To Buck it had not yet occurred that it was a tactical error to leave me between the door and himself. I supposed he relied too implicitly on the mesmeric pistol. He was not even looking at me.

The next moment my fingers were on the switch of the electric light, and the room was in darkness.

There was a chair by the door. I seized it and swung it into the space between us. Then, springing back, I banged the door and ran.

I did not run without a goal in view. My objective was the study. This, as I have explained, was on the first floor. Its window looked out on to a strip of lawn at the side of the house ending in a shrubbery. The drop would not be pleasant, but I seemed to remember a waterspout that ran up the wall close to the window, and, in any case, I was not in a position to be deterred by the prospect of a bruise or two. I had not failed to realize that my position was one of extreme peril. When Buck, concluding the tour of the house, found that the Little Nugget was not there-as I had reason to know that he would-there was no room for doubt that he would withdraw the protection which he had extended to me up to the present in my capacity of guide. On me the disappointed fury of the raiders would fall. No prudent consideration for their own safety would restrain them. If ever the future was revealed to man, I saw mine. My only chance was to get out into the grounds, where the darkness would make pursuit an impossibility.

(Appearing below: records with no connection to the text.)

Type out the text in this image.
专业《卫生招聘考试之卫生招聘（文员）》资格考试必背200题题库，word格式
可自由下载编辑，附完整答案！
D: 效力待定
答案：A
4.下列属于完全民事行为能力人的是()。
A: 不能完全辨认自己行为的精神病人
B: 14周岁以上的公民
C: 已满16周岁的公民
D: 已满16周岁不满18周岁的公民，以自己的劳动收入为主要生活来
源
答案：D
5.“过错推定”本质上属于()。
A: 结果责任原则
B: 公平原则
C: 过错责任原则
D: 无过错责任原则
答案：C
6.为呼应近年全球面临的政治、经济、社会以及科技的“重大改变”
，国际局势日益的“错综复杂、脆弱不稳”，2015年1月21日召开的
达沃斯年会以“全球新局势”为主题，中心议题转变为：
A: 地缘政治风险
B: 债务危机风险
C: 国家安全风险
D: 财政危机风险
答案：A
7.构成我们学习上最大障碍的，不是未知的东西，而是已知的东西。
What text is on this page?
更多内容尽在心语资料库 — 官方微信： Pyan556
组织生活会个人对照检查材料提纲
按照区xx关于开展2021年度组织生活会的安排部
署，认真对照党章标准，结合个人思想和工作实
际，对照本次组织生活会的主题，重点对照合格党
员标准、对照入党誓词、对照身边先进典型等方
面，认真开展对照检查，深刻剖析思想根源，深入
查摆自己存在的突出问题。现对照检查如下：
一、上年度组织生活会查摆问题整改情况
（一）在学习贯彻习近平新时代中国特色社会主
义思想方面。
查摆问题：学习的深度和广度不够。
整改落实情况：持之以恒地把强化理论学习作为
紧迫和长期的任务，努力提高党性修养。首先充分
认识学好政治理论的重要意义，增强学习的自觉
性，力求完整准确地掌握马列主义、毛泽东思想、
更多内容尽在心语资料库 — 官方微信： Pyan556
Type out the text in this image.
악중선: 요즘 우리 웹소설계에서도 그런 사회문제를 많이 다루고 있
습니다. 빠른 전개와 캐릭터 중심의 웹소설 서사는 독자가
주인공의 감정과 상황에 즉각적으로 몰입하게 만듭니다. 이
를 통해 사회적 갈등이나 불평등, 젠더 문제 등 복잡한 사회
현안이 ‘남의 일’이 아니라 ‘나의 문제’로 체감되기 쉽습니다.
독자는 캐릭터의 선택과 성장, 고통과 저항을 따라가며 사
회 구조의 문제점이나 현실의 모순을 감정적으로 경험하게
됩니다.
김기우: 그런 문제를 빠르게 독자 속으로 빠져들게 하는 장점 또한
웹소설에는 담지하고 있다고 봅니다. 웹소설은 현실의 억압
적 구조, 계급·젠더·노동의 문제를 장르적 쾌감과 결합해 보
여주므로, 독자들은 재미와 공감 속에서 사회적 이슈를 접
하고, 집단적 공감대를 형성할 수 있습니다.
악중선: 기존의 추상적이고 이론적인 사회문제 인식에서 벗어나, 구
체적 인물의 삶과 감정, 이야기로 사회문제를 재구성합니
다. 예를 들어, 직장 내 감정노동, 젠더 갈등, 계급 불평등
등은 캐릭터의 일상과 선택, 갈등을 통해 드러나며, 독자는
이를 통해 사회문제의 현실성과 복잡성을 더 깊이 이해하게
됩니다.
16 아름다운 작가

It was an affair which must be settled one way or the other in a few seconds, and I calculated that it would take Buck just those few seconds to win his way past the chair and find the door-handle.

I was right. Just as I reached the study, the door of the bedroom flew open, and the house rang with shouts and the noise of feet on the uncarpeted landing. From the hall below came answering shouts, but with an interrogatory note in them. The assistants were willing, but puzzled. They did not like to leave their posts without specific instructions, and Buck, shouting as he clattered over the bare boards, was unintelligible.

I was in the study, the door locked behind me, before they could arrive at an understanding. I sprang to the window.

The handle rattled. Voices shouted. A panel splintered beneath a kick, and the door shook on its hinges.

And then, for the first time, I think, in my life, panic gripped me, the sheer, blind fear which destroys the reason. It swept over me in a wave, that numbing terror which comes to one in dreams. Indeed, the thing had become dream-like. I seemed to be standing outside myself, looking on at myself, watching myself heave and strain with bruised fingers at a window that would not open.